Continuously controlled K-theory with variable coefficients Original Research Article

The purpose of this paper is to use geometric modules and path matrix morphisms of construct a continuously controlled K-theory with variable coefficients. The theory constructed here can be thought of as a “pushout” of the boundedly controlled K-theory with variable coefficients constructed in D.R. Anderson, H.J. Munkholm (Geometric modules and algebraic K-Homology theory, K-Theory 3 (1990) 561–602) and the continuously controlled K-theory with constant coefficients constructed in D.R. Anderson, F.X. Connolly, S. Ferry, E.K. Pedersen (Algebraic K-theory with continuous control at infinity, J. Pure Appl. Algebra 94 (1994) 25–47) over the boundedly controlled K-theory with constant coefficients constructed (E.K. Pedersen, C. Weibel, K-Theory Homology of Spaces, Lecture Notes in Mathematics, vol. 1370, Springer, Berlin, New York, 1989, pp. 346–361). This theory should be directly and easily applicable in the study of stratified spaces.

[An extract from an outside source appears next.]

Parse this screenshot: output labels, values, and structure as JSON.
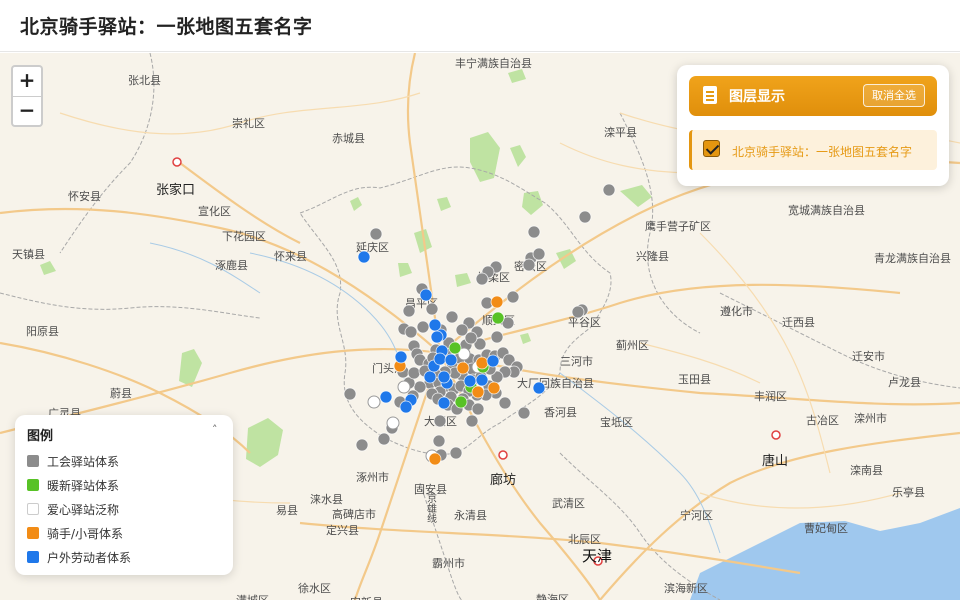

This paper also relates the theory constructed here to the controlled K-theory constructed in D.R. Anderson, F.X. Connolly, H.J. Munkholm (A comparison of continuously controlled and controlled K-theory, Topology Appl. 71 (1996) 9–46) as an inverse limit of var epsilon-controlled K-groups and shows that, under suitable conditions, the controlled K-theory of D.R. Anderson, F.X. Connolly, H.J. Munkholm (A comparison of continuously controlled and controlled K-theory, Topology Appl. 71 (1996) 9–46) is a Quinn homology theory.